No battle in American history was more pivotal than Gettysburg. It is, without a doubt, the best-known engagement of the Civil War–and probably of all American history. It is certainly the most studied battle Americans ever fought. And yet, for all its prominence, the Battle of Gettysburg still engenders heated debate. Did J.E.B. Stuart’s absence really leave Robert E. Lee blind? Should Richard Ewell have attacked Cemetery Hill? Was Joshua Chamberlain really the hero of Little Round Top? How close did the Confederates come to winning at Gettysburg? And if they had won, how would Civil War history have been affected?

In his latest work, The Gettysburg Nobody Knows, Gabor Boritt, director of the Civil War Institute at Gettysburg College, has invited nine leading Civil War authorities to shed new light on the greatest battle in American history. Following the example of Richard Nelson Current’s acclaimed history The Lincoln Nobody Knows, the contributors focus on the unknown and the controversial. Emory Thomas, a biographer of both Stuart and Lee, finds that although Stuart’s cavalry provided no Intelligence to the Confederate army for several key days, Lee knew from other sources the location of the Army of the Potomac and thus was able to concentrate his army before Union General George Gordon Meade arrived in strength on the battlefield. Readers are also treated to a fresh account by Carol Reardon of the most celebrated 40 minutes in American military history–Pickett’s Charge–watching the encounter from the rarely considered perspective of the Union soldiers being attacked.

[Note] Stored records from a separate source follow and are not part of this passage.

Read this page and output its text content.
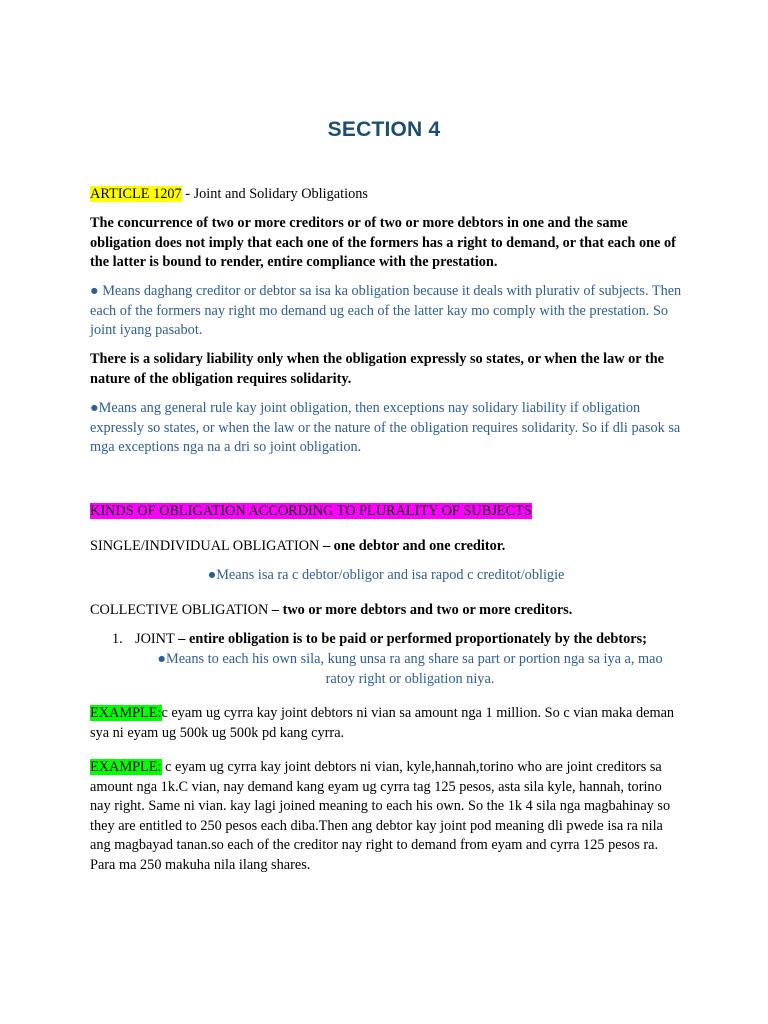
SECTION 4
ARTICLE 1207 - Joint and Solidary Obligations
The concurrence of two or more creditors or of two or more debtors in one and the same obligation does not imply that each one of the formers has a right to demand, or that each one of the latter is bound to render, entire compliance with the prestation.
● Means daghang creditor or debtor sa isa ka obligation because it deals with plurativ of subjects. Then each of the formers nay right mo demand ug each of the latter kay mo comply with the prestation. So joint iyang pasabot.
There is a solidary liability only when the obligation expressly so states, or when the law or the nature of the obligation requires solidarity.
●Means ang general rule kay joint obligation, then exceptions nay solidary liability if obligation expressly so states, or when the law or the nature of the obligation requires solidarity. So if dli pasok sa mga exceptions nga na a dri so joint obligation.
KINDS OF OBLIGATION ACCORDING TO PLURALITY OF SUBJECTS
SINGLE/INDIVIDUAL OBLIGATION – one debtor and one creditor.
●Means isa ra c debtor/obligor and isa rapod c creditot/obligie
COLLECTIVE OBLIGATION – two or more debtors and two or more creditors.
1. JOINT – entire obligation is to be paid or performed proportionately by the debtors;
●Means to each his own sila, kung unsa ra ang share sa part or portion nga sa iya a, mao
ratoy right or obligation niya.
EXAMPLE:c eyam ug cyrra kay joint debtors ni vian sa amount nga 1 million. So c vian maka deman sya ni eyam ug 500k ug 500k pd kang cyrra.
EXAMPLE: c eyam ug cyrra kay joint debtors ni vian, kyle,hannah,torino who are joint creditors sa amount nga 1k.C vian, nay demand kang eyam ug cyrra tag 125 pesos, asta sila kyle, hannah, torino nay right. Same ni vian. kay lagi joined meaning to each his own. So the 1k 4 sila nga magbahinay so they are entitled to 250 pesos each diba.Then ang debtor kay joint pod meaning dli pwede isa ra nila ang magbayad tanan.so each of the creditor nay right to demand from eyam and cyrra 125 pesos ra. Para ma 250 makuha nila ilang shares.
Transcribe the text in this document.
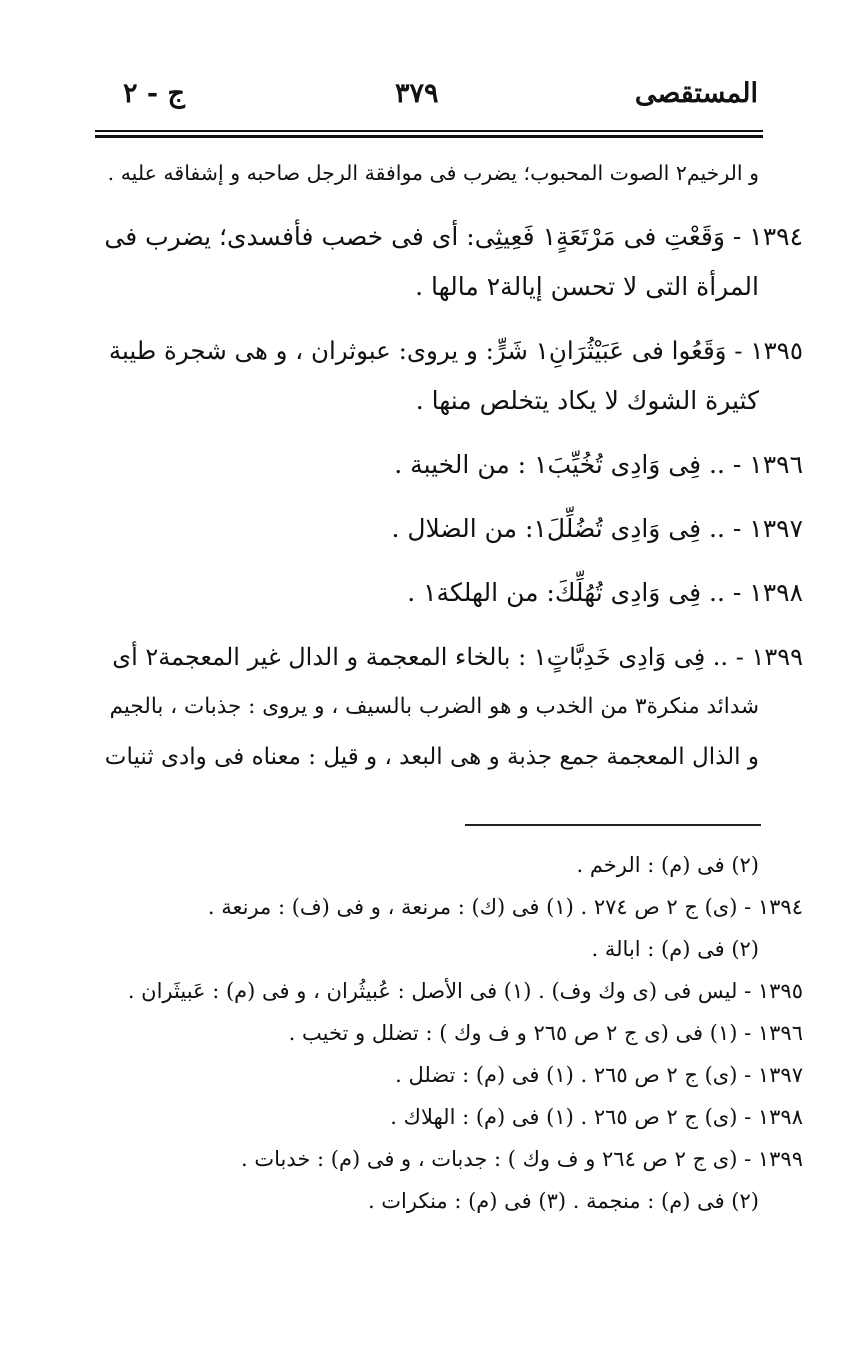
المستقصى
٣٧٩
ج - ٢
و الرخيم٢ الصوت المحبوب؛ يضرب فى موافقة الرجل صاحبه و إشفاقه عليه .
١٣٩٤ - وَقَعْتِ فى مَرْتَعَةٍ١ فَعِيثِى: أى فى خصب فأفسدى؛ يضرب فى
المرأة التى لا تحسن إيالة٢ مالها .
١٣٩٥ - وَقَعُوا فى عَبَيْثُرَانِ١ شَرٍّ: و يروى: عبوثران ، و هى شجرة طيبة
كثيرة الشوك لا يكاد يتخلص منها .
١٣٩٦ - .. فِى وَادِى تُخُيِّبَ١ : من الخيبة .
١٣٩٧ - .. فِى وَادِى تُضُلِّلَ١: من الضلال .
١٣٩٨ - .. فِى وَادِى تُهُلِّكَ: من الهلكة١ .
١٣٩٩ - .. فِى وَادِى خَدِبَّاتٍ١ : بالخاء المعجمة و الدال غير المعجمة٢ أى
شدائد منكرة٣ من الخدب و هو الضرب بالسيف ، و يروى : جذبات ، بالجيم
و الذال المعجمة جمع جذبة و هى البعد ، و قيل : معناه فى وادى ثنيات
(٢) فى (م) : الرخم .
١٣٩٤ - (ى) ج ٢ ص ٢٧٤ . (١) فى (ك) : مرنعة ، و فى (ف) : مرنعة .
(٢) فى (م) : ابالة .
١٣٩٥ - ليس فى (ى وك وف) . (١) فى الأصل : عُبيثُران ، و فى (م) : عَبيثَران .
١٣٩٦ - (١) فى (ى ج ٢ ص ٢٦٥ و ف وك ) : تضلل و تخيب .
١٣٩٧ - (ى) ج ٢ ص ٢٦٥ . (١) فى (م) : تضلل .
١٣٩٨ - (ى) ج ٢ ص ٢٦٥ . (١) فى (م) : الهلاك .
١٣٩٩ - (ى ج ٢ ص ٢٦٤ و ف وك ) : جدبات ، و فى (م) : خدبات .
(٢) فى (م) : منجمة . (٣) فى (م) : منكرات .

The Gettysburg Nobody Knows also contains careful analyses of Ewell’s actions–or inactions–in failing to attack Cemetery Hill, a failure that many blame for the Confederates’ loss of the battle, and Union General Daniel Sickles’ error in repositioning his troops in a vulnerable salient on the second day of the battle. Ewell is exonerated by author Harry P. Pfanz, while Sickles is blamed by Kent Gramm for causing more Union casualties than were necessary. Included is a stirring account by Gramm of the moment when Union General Winfield Scott Hancock ordered the 1st Minnesota Regiment to “take those colors,” sending the Minne-sotans into a desperate struggle that would help save the day for the Union.

Well over a century has gone by since the guns fell silent at Gettysburg. Yet millions of tourists still make the pilgrimage to Gettysburg each year to see for themselves the places where thousands of young Americans, Northern and Southern, died on three furious summer days. The essays contained in The Gettysburg Nobody Knows help to explain why the battle still has such an ineffable hold on the nation’s hearts and minds.